Cases such as the Beijing factory raided last month for selling used bamboo chopsticks that had not been disinfected demonstrate that mainland consumers face far greater risks to their health from dodgy goods than people overseas. Twenty-million-plus toys may have been recalled recently from around the world but, according to the General Administration for Quality Supervision, Inspection and Quarantine, 20 per cent of the toys made for the local market are unsafe. At least 10,000 children are injured every year on the mainland by dangerous toys.
But if members of the public are happy to give voice to their concerns in anonymous surveys, then they seem less keen on protesting to the companies that flood shops with shoddy or defective goods. This week, the deputy secretary-general of the mainland's consumers' association noted the reluctance of mainland consumers to complain about substandard products.

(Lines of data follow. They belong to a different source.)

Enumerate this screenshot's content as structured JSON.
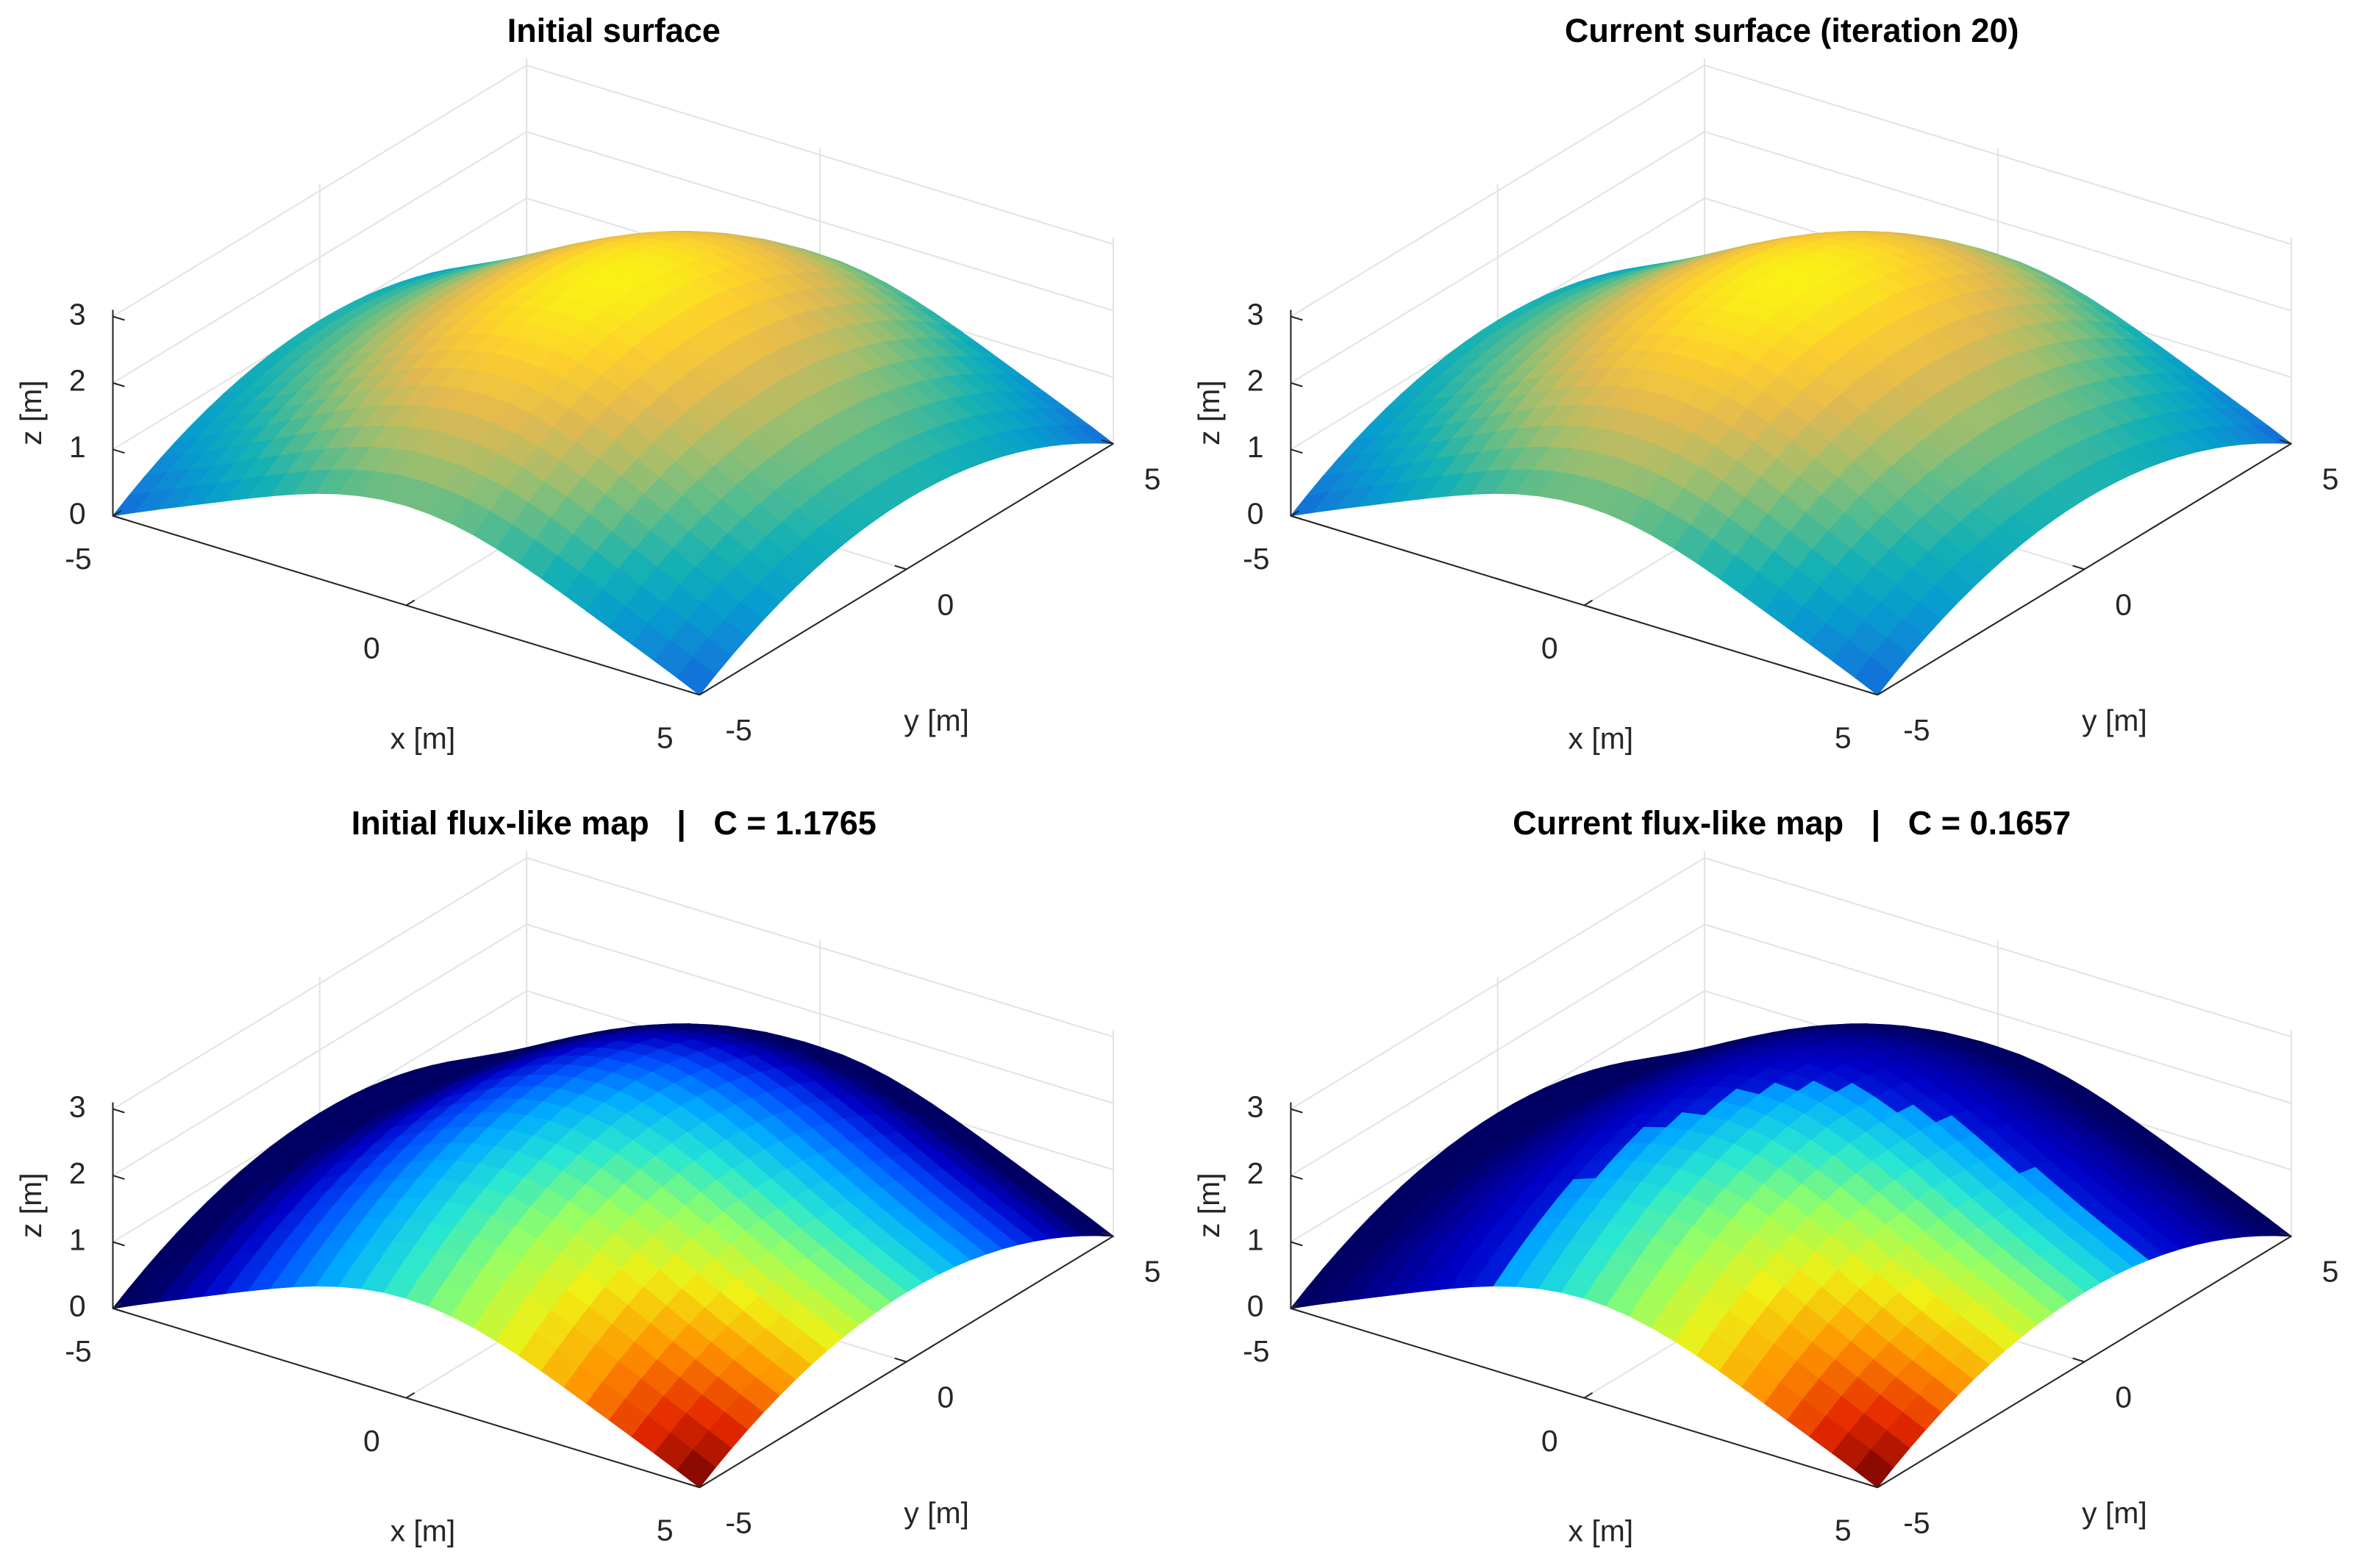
{
  "chart_data": [
    {
      "type": "surface3d",
      "title": "Initial surface",
      "xlabel": "x [m]",
      "ylabel": "y [m]",
      "zlabel": "z [m]",
      "xlim": [
        -5,
        5
      ],
      "ylim": [
        -5,
        5
      ],
      "zlim": [
        0,
        3.1
      ],
      "xticks": [
        -5,
        0,
        5
      ],
      "yticks": [
        -5,
        0,
        5
      ],
      "zticks": [
        0,
        1,
        2,
        3
      ],
      "colormap": "parula",
      "grid": true
    },
    {
      "type": "surface3d",
      "title": "Current surface (iteration 20)",
      "xlabel": "x [m]",
      "ylabel": "y [m]",
      "zlabel": "z [m]",
      "xlim": [
        -5,
        5
      ],
      "ylim": [
        -5,
        5
      ],
      "zlim": [
        0,
        3.1
      ],
      "xticks": [
        -5,
        0,
        5
      ],
      "yticks": [
        -5,
        0,
        5
      ],
      "zticks": [
        0,
        1,
        2,
        3
      ],
      "colormap": "parula",
      "grid": true
    },
    {
      "type": "surface3d",
      "title": "Initial flux-like map   |   C = 1.1765",
      "xlabel": "x [m]",
      "ylabel": "y [m]",
      "zlabel": "z [m]",
      "xlim": [
        -5,
        5
      ],
      "ylim": [
        -5,
        5
      ],
      "zlim": [
        0,
        3.1
      ],
      "xticks": [
        -5,
        0,
        5
      ],
      "yticks": [
        -5,
        0,
        5
      ],
      "zticks": [
        0,
        1,
        2,
        3
      ],
      "colormap": "jet",
      "grid": true
    },
    {
      "type": "surface3d",
      "title": "Current flux-like map   |   C = 0.1657",
      "xlabel": "x [m]",
      "ylabel": "y [m]",
      "zlabel": "z [m]",
      "xlim": [
        -5,
        5
      ],
      "ylim": [
        -5,
        5
      ],
      "zlim": [
        0,
        3.1
      ],
      "xticks": [
        -5,
        0,
        5
      ],
      "yticks": [
        -5,
        0,
        5
      ],
      "zticks": [
        0,
        1,
        2,
        3
      ],
      "colormap": "jet",
      "grid": true
    }
  ]
}
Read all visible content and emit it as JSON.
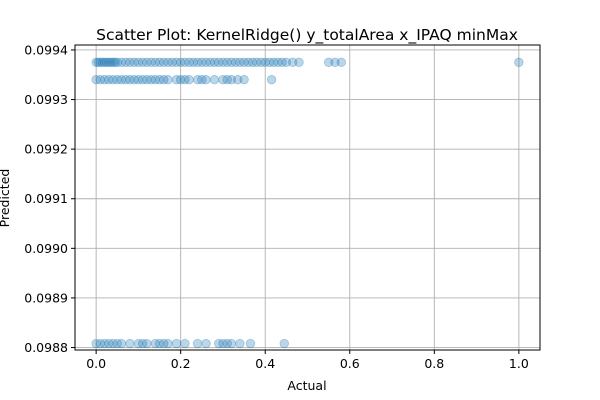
{
  "chart_data": {
    "type": "scatter",
    "title": "Scatter Plot: KernelRidge() y_totalArea x_IPAQ minMax",
    "xlabel": "Actual",
    "ylabel": "Predicted",
    "xlim": [
      -0.05,
      1.05
    ],
    "ylim": [
      0.098795,
      0.09941
    ],
    "xticks": [
      0.0,
      0.2,
      0.4,
      0.6,
      0.8,
      1.0
    ],
    "xtick_labels": [
      "0.0",
      "0.2",
      "0.4",
      "0.6",
      "0.8",
      "1.0"
    ],
    "yticks": [
      0.0988,
      0.0989,
      0.099,
      0.0991,
      0.0992,
      0.0993,
      0.0994
    ],
    "ytick_labels": [
      "0.0988",
      "0.0989",
      "0.0990",
      "0.0991",
      "0.0992",
      "0.0993",
      "0.0994"
    ],
    "grid": true,
    "color": "#1f77b4",
    "alpha": 0.3,
    "series": [
      {
        "points": [
          [
            0.0,
            0.099375
          ],
          [
            0.005,
            0.099375
          ],
          [
            0.01,
            0.099375
          ],
          [
            0.015,
            0.099375
          ],
          [
            0.02,
            0.099375
          ],
          [
            0.025,
            0.099375
          ],
          [
            0.03,
            0.099375
          ],
          [
            0.035,
            0.099375
          ],
          [
            0.04,
            0.099375
          ],
          [
            0.045,
            0.099375
          ],
          [
            0.05,
            0.099375
          ],
          [
            0.06,
            0.099375
          ],
          [
            0.07,
            0.099375
          ],
          [
            0.08,
            0.099375
          ],
          [
            0.09,
            0.099375
          ],
          [
            0.1,
            0.099375
          ],
          [
            0.11,
            0.099375
          ],
          [
            0.12,
            0.099375
          ],
          [
            0.13,
            0.099375
          ],
          [
            0.14,
            0.099375
          ],
          [
            0.15,
            0.099375
          ],
          [
            0.16,
            0.099375
          ],
          [
            0.17,
            0.099375
          ],
          [
            0.18,
            0.099375
          ],
          [
            0.19,
            0.099375
          ],
          [
            0.2,
            0.099375
          ],
          [
            0.21,
            0.099375
          ],
          [
            0.22,
            0.099375
          ],
          [
            0.23,
            0.099375
          ],
          [
            0.24,
            0.099375
          ],
          [
            0.25,
            0.099375
          ],
          [
            0.26,
            0.099375
          ],
          [
            0.27,
            0.099375
          ],
          [
            0.28,
            0.099375
          ],
          [
            0.29,
            0.099375
          ],
          [
            0.3,
            0.099375
          ],
          [
            0.31,
            0.099375
          ],
          [
            0.32,
            0.099375
          ],
          [
            0.33,
            0.099375
          ],
          [
            0.34,
            0.099375
          ],
          [
            0.35,
            0.099375
          ],
          [
            0.36,
            0.099375
          ],
          [
            0.37,
            0.099375
          ],
          [
            0.38,
            0.099375
          ],
          [
            0.39,
            0.099375
          ],
          [
            0.4,
            0.099375
          ],
          [
            0.41,
            0.099375
          ],
          [
            0.42,
            0.099375
          ],
          [
            0.43,
            0.099375
          ],
          [
            0.44,
            0.099375
          ],
          [
            0.45,
            0.099375
          ],
          [
            0.465,
            0.099375
          ],
          [
            0.48,
            0.099375
          ],
          [
            0.55,
            0.099375
          ],
          [
            0.565,
            0.099375
          ],
          [
            0.58,
            0.099375
          ],
          [
            1.0,
            0.099375
          ],
          [
            0.0,
            0.09934
          ],
          [
            0.01,
            0.09934
          ],
          [
            0.02,
            0.09934
          ],
          [
            0.03,
            0.09934
          ],
          [
            0.04,
            0.09934
          ],
          [
            0.05,
            0.09934
          ],
          [
            0.06,
            0.09934
          ],
          [
            0.07,
            0.09934
          ],
          [
            0.08,
            0.09934
          ],
          [
            0.09,
            0.09934
          ],
          [
            0.1,
            0.09934
          ],
          [
            0.11,
            0.09934
          ],
          [
            0.12,
            0.09934
          ],
          [
            0.13,
            0.09934
          ],
          [
            0.14,
            0.09934
          ],
          [
            0.15,
            0.09934
          ],
          [
            0.16,
            0.09934
          ],
          [
            0.17,
            0.09934
          ],
          [
            0.19,
            0.09934
          ],
          [
            0.2,
            0.09934
          ],
          [
            0.21,
            0.09934
          ],
          [
            0.22,
            0.09934
          ],
          [
            0.24,
            0.09934
          ],
          [
            0.25,
            0.09934
          ],
          [
            0.26,
            0.09934
          ],
          [
            0.28,
            0.09934
          ],
          [
            0.3,
            0.09934
          ],
          [
            0.31,
            0.09934
          ],
          [
            0.32,
            0.09934
          ],
          [
            0.335,
            0.09934
          ],
          [
            0.35,
            0.09934
          ],
          [
            0.415,
            0.09934
          ],
          [
            0.0,
            0.098808
          ],
          [
            0.01,
            0.098808
          ],
          [
            0.02,
            0.098808
          ],
          [
            0.03,
            0.098808
          ],
          [
            0.04,
            0.098808
          ],
          [
            0.05,
            0.098808
          ],
          [
            0.06,
            0.098808
          ],
          [
            0.08,
            0.098808
          ],
          [
            0.1,
            0.098808
          ],
          [
            0.11,
            0.098808
          ],
          [
            0.12,
            0.098808
          ],
          [
            0.14,
            0.098808
          ],
          [
            0.15,
            0.098808
          ],
          [
            0.16,
            0.098808
          ],
          [
            0.17,
            0.098808
          ],
          [
            0.19,
            0.098808
          ],
          [
            0.21,
            0.098808
          ],
          [
            0.24,
            0.098808
          ],
          [
            0.26,
            0.098808
          ],
          [
            0.29,
            0.098808
          ],
          [
            0.3,
            0.098808
          ],
          [
            0.31,
            0.098808
          ],
          [
            0.32,
            0.098808
          ],
          [
            0.34,
            0.098808
          ],
          [
            0.365,
            0.098808
          ],
          [
            0.445,
            0.098808
          ]
        ]
      }
    ]
  }
}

In part that's because there's little incentive for them to make complaints. The mainland's law on consumer protection hasn't been updated since 1993. It's just 14 pages long, and worded so vaguely that it's difficult to hold a company liable.
A few advocates do champion consumer rights, but many people aren't even aware that the China Consumers' Association exists. Much of the fault for that lies with the media but, given the restrictions they operate under, it's hard to blame them. The fallout from the recent bogus report on cardboard-filled steamed buns in Beijing has put a further chill on editors thinking of running stories on food and product safety.
It is, though, the perfect story for China's 162 million netizens to pick up on. Their failure to do so is both disappointing and puzzling. After all, it's not as if they don't like complaining or launching online campaigns. Last week, millions of them were involved in the latest debate on the subject of whether mainland women are attracted to foreign men because of their qualities, or because they offer a potential passport to a better life.
The debate was sparked by an American man who'd posted on the Web photos of some of his conquests, one of whom was the personal assistant to the chairman of Electrolux in China. That prompted countless xenophobic rants from netizens. How much better it would be if they channelled all that rage into standing up for the rights of mainland consumers.